Unable to actually pilot planes due to his weak sight, Jiro channels his enchantment with flight into progressive aerial designs at his company. In his dreams, he’s visited by one of his early heroes, pioneering Italian engineer Giovanni Caproni (Mansai Nomura), who takes the younger man into the belly of one of his gargantuan inventions and asks, “What would you choose? A world with pyramids, or one without?” In the real world, however, Jiro—a meek whiz-kid far from, say, the bedeviled Icarus of Martin Scorsese’s The Aviator—hardly entertains such monumental queries. Buoyed by his pursuit of beauty, he barely notices the surge of history around him. Sent to Berlin to negotiate industrial innovations with the Germans, he witnesses a man being chased by uniformed brutes but shrugs and moves on. Does it ever cross his mind that the metallic creatures he so lovingly works on might be put to destructive use? The protagonist’s naiveté is pricked at a vacation resort in Karuizawa, where a German expatriate, paraphrasing Thomas Mann, caustically extols the bucolic site as “a nice place to forget” Japan’s aggressions, such as the recent invasion of Manchuria. It’s also there that Jiro crosses paths with Naoko (Miori Takimoto), the spirited, ailing artist he will love and, inevitably, lose.

The Wind Rises takes its title from the Paul Valéry poem Le Cimetière Marin: “The wind rises! We must try to live!” Natural elements often manifest themselves as life forces in Miyazaki’s films, and here the wind is practically a separate character, bringing Jiro and Naoko together by blowing away their hats and parasols, only to later symbolize the couple’s tender fragility as specks fly and clouds dissipate in a vast field. War to the avowed pacifist Miyazaki is as much of an obscene intrusion into Nature as it is to Rousseau or Malick, and yet here WWII remains a structuring absence, glimpsed in images such as a graveyard of airplanes or the heroine’s tubercular blood dripping onto her canvas. Military officers are lampooned—rushing from meetings with the Army to the Navy, the protagonist meets a veritable menagerie of Blimpish fogies and barking ramrods—but, as always, the director rejects simplistic villainy. (Even the grouchy company supervisor, with his hilariously oversized noggin, chokes back tears in the midst of Jiro’s impromptu wedding to Naoko.) Rather than a furious critique, the film gently offers the central conundrum of an inventor who is enough of a visionary to connect the shape of a mackerel bone to the curved wing of his pet project, but not wise enough to learn that his plane will be used to bomb Pearl Harbor. It’s no coincidence that, in this portrait of an artist both spiritually aloft and myopically earthbound, the dominating colors are celestial blues and verdant greens.

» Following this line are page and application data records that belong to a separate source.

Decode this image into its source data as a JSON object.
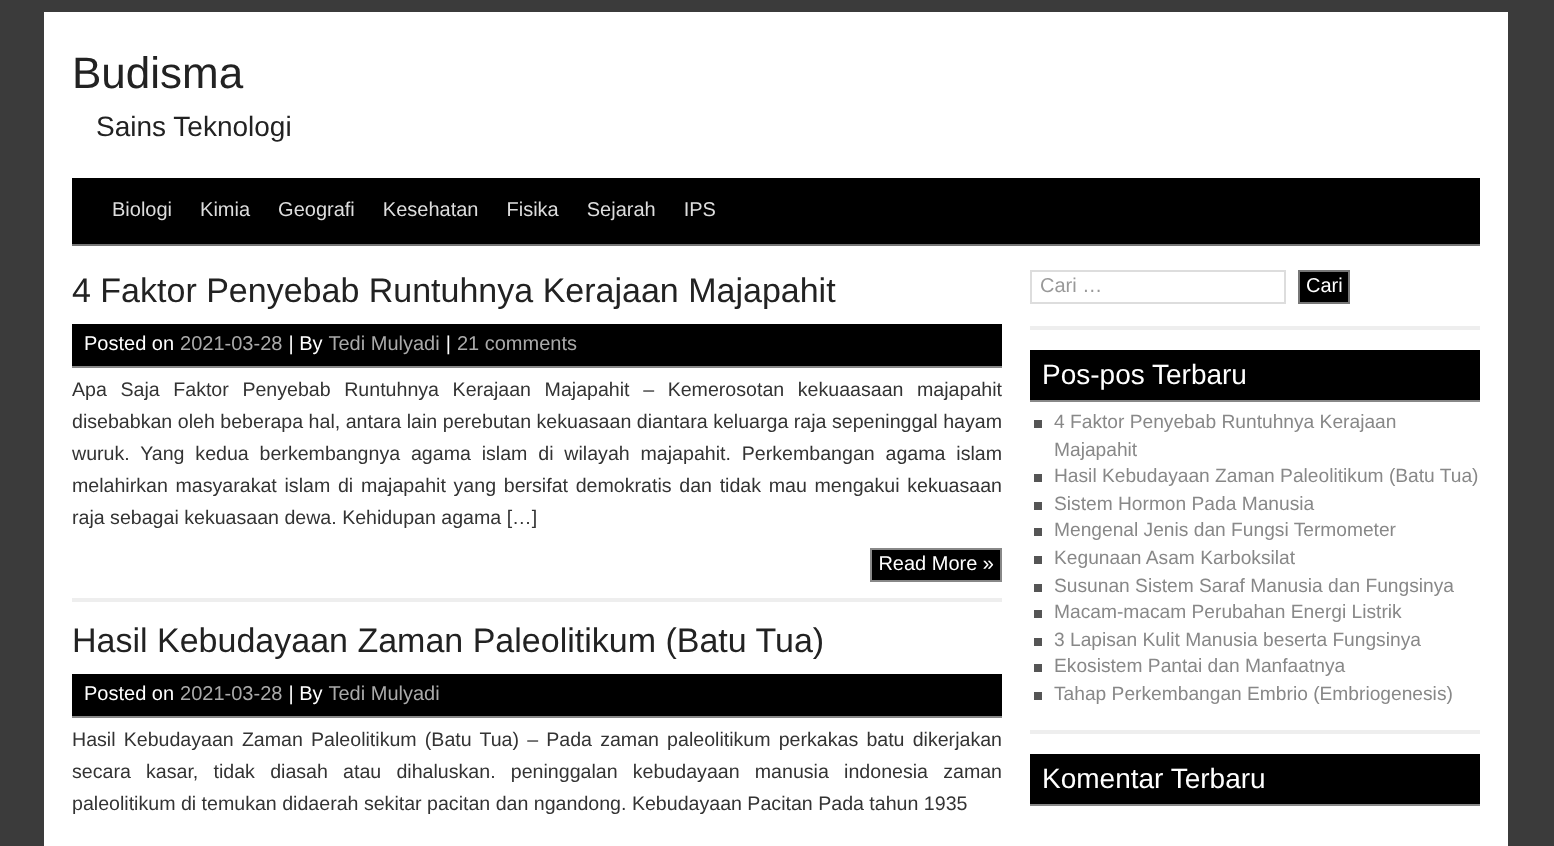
{
  "site": {
    "title": "Budisma",
    "tagline": "Sains Teknologi"
  },
  "nav": [
    "Biologi",
    "Kimia",
    "Geografi",
    "Kesehatan",
    "Fisika",
    "Sejarah",
    "IPS"
  ],
  "posts": [
    {
      "title": "4 Faktor Penyebab Runtuhnya Kerajaan Majapahit",
      "meta": [
        {
          "kind": "text",
          "text": "Posted on"
        },
        {
          "kind": "link",
          "text": "2021-03-28"
        },
        {
          "kind": "text",
          "text": "| By"
        },
        {
          "kind": "link",
          "text": "Tedi Mulyadi"
        },
        {
          "kind": "text",
          "text": "|"
        },
        {
          "kind": "link",
          "text": "21 comments"
        }
      ],
      "excerpt": "Apa Saja Faktor Penyebab Runtuhnya Kerajaan Majapahit – Kemerosotan kekuaasaan majapahit disebabkan oleh beberapa hal, antara lain perebutan kekuasaan diantara keluarga raja sepeninggal hayam wuruk. Yang kedua berkembangnya agama islam di wilayah majapahit. Perkembangan agama islam melahirkan masyarakat islam di majapahit yang bersifat demokratis dan tidak mau mengakui kekuasaan raja sebagai kekuasaan dewa. Kehidupan agama […]",
      "read_more": "Read More »"
    },
    {
      "title": "Hasil Kebudayaan Zaman Paleolitikum (Batu Tua)",
      "meta": [
        {
          "kind": "text",
          "text": "Posted on"
        },
        {
          "kind": "link",
          "text": "2021-03-28"
        },
        {
          "kind": "text",
          "text": "| By"
        },
        {
          "kind": "link",
          "text": "Tedi Mulyadi"
        }
      ],
      "excerpt": "Hasil Kebudayaan Zaman Paleolitikum (Batu Tua) – Pada zaman paleolitikum perkakas batu dikerjakan secara kasar, tidak diasah atau dihaluskan. peninggalan kebudayaan manusia indonesia zaman paleolitikum di temukan didaerah sekitar pacitan dan ngandong. Kebudayaan Pacitan Pada tahun 1935"
    }
  ],
  "sidebar": {
    "search": {
      "placeholder": "Cari …",
      "button": "Cari"
    },
    "widgets": [
      {
        "title": "Pos-pos Terbaru",
        "items": [
          "4 Faktor Penyebab Runtuhnya Kerajaan Majapahit",
          "Hasil Kebudayaan Zaman Paleolitikum (Batu Tua)",
          "Sistem Hormon Pada Manusia",
          "Mengenal Jenis dan Fungsi Termometer",
          "Kegunaan Asam Karboksilat",
          "Susunan Sistem Saraf Manusia dan Fungsinya",
          "Macam-macam Perubahan Energi Listrik",
          "3 Lapisan Kulit Manusia beserta Fungsinya",
          "Ekosistem Pantai dan Manfaatnya",
          "Tahap Perkembangan Embrio (Embriogenesis)"
        ]
      },
      {
        "title": "Komentar Terbaru"
      }
    ]
  }
}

If The Wind Rises resembles Hollywood biopics like William Wellman’s Gallant Journey or John Ford’s The Long Gray Line in its decade-spanning structure and bittersweet tone, it is a singular showcase for the animation Miyazaki developed and perfected at Studio Ghibli. While the drawings scarcely bend the laws of physics, as in the more fanciful visions of Porco Rosso, My Neighbor Totoro, or Spirited Away, their detailed, soft-cell beauty—the swaying of Caproni’s mustache, the light emanating from a bobbing lantern—still staggers. (How refreshing to feel the handmade quality of Ghibli’s lines and patches of color, a sharp contrast to the titanium-rigid exactitude favored by Pixar.) With its introspective emphasis on personal loss and the intersection between creative art and commercialized craftsmanship, The Wind Rises certainly feels like a final work, a grand summation of many recurring themes and images. Despite the veteran animator’s announcement of retirement, this Miyazaki aficionado hopes it won’t be his last. The serene yet overflowing sensibility palpable in every frame here suggests an artist with a few more masterpieces still shimmering within him.